We will reproduce this figure:
I was inspired by this FAQ on the Stata website answered by Nicholas J. Cox:
First step, import the data:
**# Import the data
*https://www.stata.com/support/faqs/graphics/histograms-with-varying-bin-widths/
*cd C:\Users\jamel\Dropbox\PC\Downloads
import excel "Data.xlsx", sheet("Feuil1") firstrow clear
Second, you have to sort the data and create the frequency class:
**# Sort the data and create frequency class
gsort +Relativeproductivity
gen freq = 0
replace freq = sum(Employmentshare)
gen Employmentshare_ = 0
replace Employmentshare_ = freq[_n-1]
replace Employmentshare_ = .0 in 1
set obs 13
replace Employmentshare_ = 100 in 13
Thirdly, draw the two-way histogram and export the figure as a PNG file:
**# Draw the histogram
set scheme Cleanplots
summ Relativeproductivity
lab var Relativeproductivity "Relative Productivity"
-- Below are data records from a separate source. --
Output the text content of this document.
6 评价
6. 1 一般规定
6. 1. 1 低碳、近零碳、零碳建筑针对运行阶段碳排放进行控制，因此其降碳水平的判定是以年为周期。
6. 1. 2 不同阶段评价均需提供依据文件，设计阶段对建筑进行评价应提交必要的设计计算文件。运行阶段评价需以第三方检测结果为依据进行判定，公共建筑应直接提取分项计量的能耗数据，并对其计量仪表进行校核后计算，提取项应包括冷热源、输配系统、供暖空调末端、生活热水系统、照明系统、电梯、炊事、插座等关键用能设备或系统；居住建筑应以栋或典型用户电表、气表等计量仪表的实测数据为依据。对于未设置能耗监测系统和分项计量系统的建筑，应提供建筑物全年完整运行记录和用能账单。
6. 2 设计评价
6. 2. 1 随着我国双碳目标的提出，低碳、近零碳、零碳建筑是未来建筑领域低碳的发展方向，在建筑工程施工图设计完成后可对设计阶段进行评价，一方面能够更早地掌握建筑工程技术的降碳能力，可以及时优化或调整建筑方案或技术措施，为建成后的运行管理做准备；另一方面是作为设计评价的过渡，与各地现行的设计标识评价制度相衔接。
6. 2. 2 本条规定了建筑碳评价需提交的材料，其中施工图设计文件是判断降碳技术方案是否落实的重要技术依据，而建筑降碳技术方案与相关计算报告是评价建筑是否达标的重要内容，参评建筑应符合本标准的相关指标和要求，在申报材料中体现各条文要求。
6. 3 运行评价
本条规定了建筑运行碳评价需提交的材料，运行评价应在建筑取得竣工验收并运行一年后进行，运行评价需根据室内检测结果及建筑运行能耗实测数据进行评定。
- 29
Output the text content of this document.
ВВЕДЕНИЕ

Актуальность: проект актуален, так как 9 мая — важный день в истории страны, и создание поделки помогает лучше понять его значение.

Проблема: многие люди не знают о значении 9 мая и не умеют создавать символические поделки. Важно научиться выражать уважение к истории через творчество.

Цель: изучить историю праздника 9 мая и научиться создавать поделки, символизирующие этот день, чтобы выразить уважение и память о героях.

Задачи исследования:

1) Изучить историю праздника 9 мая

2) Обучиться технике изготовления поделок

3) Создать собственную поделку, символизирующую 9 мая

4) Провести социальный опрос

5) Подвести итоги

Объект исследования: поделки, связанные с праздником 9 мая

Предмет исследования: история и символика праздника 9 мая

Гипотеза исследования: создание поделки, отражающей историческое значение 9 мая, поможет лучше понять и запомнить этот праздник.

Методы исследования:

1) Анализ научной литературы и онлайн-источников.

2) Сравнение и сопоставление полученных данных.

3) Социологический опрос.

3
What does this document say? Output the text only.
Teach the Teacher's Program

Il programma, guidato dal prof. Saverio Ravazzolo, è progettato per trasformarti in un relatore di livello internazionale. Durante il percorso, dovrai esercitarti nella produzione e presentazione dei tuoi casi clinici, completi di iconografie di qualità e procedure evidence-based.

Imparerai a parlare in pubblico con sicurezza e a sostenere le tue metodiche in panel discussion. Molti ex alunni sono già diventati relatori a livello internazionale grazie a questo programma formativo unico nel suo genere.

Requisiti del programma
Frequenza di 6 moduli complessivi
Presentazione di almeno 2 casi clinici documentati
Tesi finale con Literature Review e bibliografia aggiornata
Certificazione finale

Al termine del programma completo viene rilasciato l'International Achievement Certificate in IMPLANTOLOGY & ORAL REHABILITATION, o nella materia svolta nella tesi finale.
lab var Employmentshare_ "Employment Share in %"
twoway ///
(bar Relativeproductivity Employmentshare_ ///
if Relativeproductivity>=Relativeproductivity[1] ///
& Relativeproductivity<=Relativeproductivity[2], ///
bartype(spanning) bstyle(histogram) yscale(range(0)) ///
bcolor(blue%20) legend(label(1 "Personal services")) ///
yline(4.462122)) ///
(bar Relativeproductivity Employmentshare_ ///
if Relativeproductivity>=Relativeproductivity[2] & ///
Relativeproductivity<=Relativeproductivity[3], ///
bartype(spanning) ///
bcolor(red%20) legend(label(2 "Agriculture"))) ///
(bar Relativeproductivity Employmentshare_ ///
if Relativeproductivity>=Relativeproductivity[3] & ///
Relativeproductivity<=Relativeproductivity[4], ///
bartype(spanning) ///
bcolor(green%20) legend(label(3 "Wholesale and Retail"))) ///
(bar Relativeproductivity Employmentshare_ ///
if Relativeproductivity>=Relativeproductivity[4] & ///
Relativeproductivity<=Relativeproductivity[5], ///
bartype(spanning) ///
bcolor(pink%20) legend(label(4 "Manufacturing"))) ///
(bar Relativeproductivity Employmentshare_ ///
if Relativeproductivity>=Relativeproductivity[5] & ///
Relativeproductivity<=Relativeproductivity[6], ///
bartype(spanning) ///
bcolor(yellow%20) legend(label(5 "Public services"))) ///
(bar Relativeproductivity Employmentshare_ ///
if Relativeproductivity>=Relativeproductivity[6] & ///
Relativeproductivity<=Relativeproductivity[7], ///
bartype(spanning) ///
bcolor(pink%20) legend(label(6 "Business services"))) ///
(bar Relativeproductivity Employmentshare_ ///
if Relativeproductivity>=Relativeproductivity[7] & ///
Relativeproductivity<=Relativeproductivity[8], ///
bartype(spanning) ///
bcolor(lime%20) legend(label(7 "Transport"))) ///
(bar Relativeproductivity Employmentshare_ ///
if Relativeproductivity>=Relativeproductivity[8] & ///
Relativeproductivity<=Relativeproductivity[9], ///
bartype(spanning) ///
bcolor(gold%20) legend(label(8 "Construction"))) ///
(bar Relativeproductivity Employmentshare_ ///
if Relativeproductivity>=Relativeproductivity[9] & ///
Relativeproductivity<=Relativeproductivity[10], ///
bartype(spanning) ///
bcolor(purple%20) legend(label(9 "Utilities"))) ///
(bar Relativeproductivity Employmentshare_ ///
if Relativeproductivity>=Relativeproductivity[10] & ///
Relativeproductivity<=Relativeproductivity[11], ///
bartype(spanning) ///
bcolor(red%20) legend(label(10 "Financial services"))) ///
(bar Relativeproductivity Employmentshare_ ///
if Relativeproductivity>=Relativeproductivity[11] & ///
Relativeproductivity<=Relativeproductivity[12], ///
bartype(spanning) ///
bcolor(black%60) legend(label(11 "Real estate"))) ///
(bar Relativeproductivity Employmentshare_ ///
if Relativeproductivity>=Relativeproductivity[12] & ///
Relativeproductivity<=Relativeproductivity[13], ///
bartype(spanning) ///
bcolor(blue%50) legend(label(12 "Mining")) ///
title("{bf:Productivity and Employment Share in Ghana}"))
**# Export the Graph
graph rename twowayhist, replace
graph export twowayhist.png, as(png) width(4000) replace
**# End of Program
As we have seen in this blog, it is possible to visualize the usefulness of two-way histograms in some simple steps. The files for replicating the results in this blog are available on my GitHub.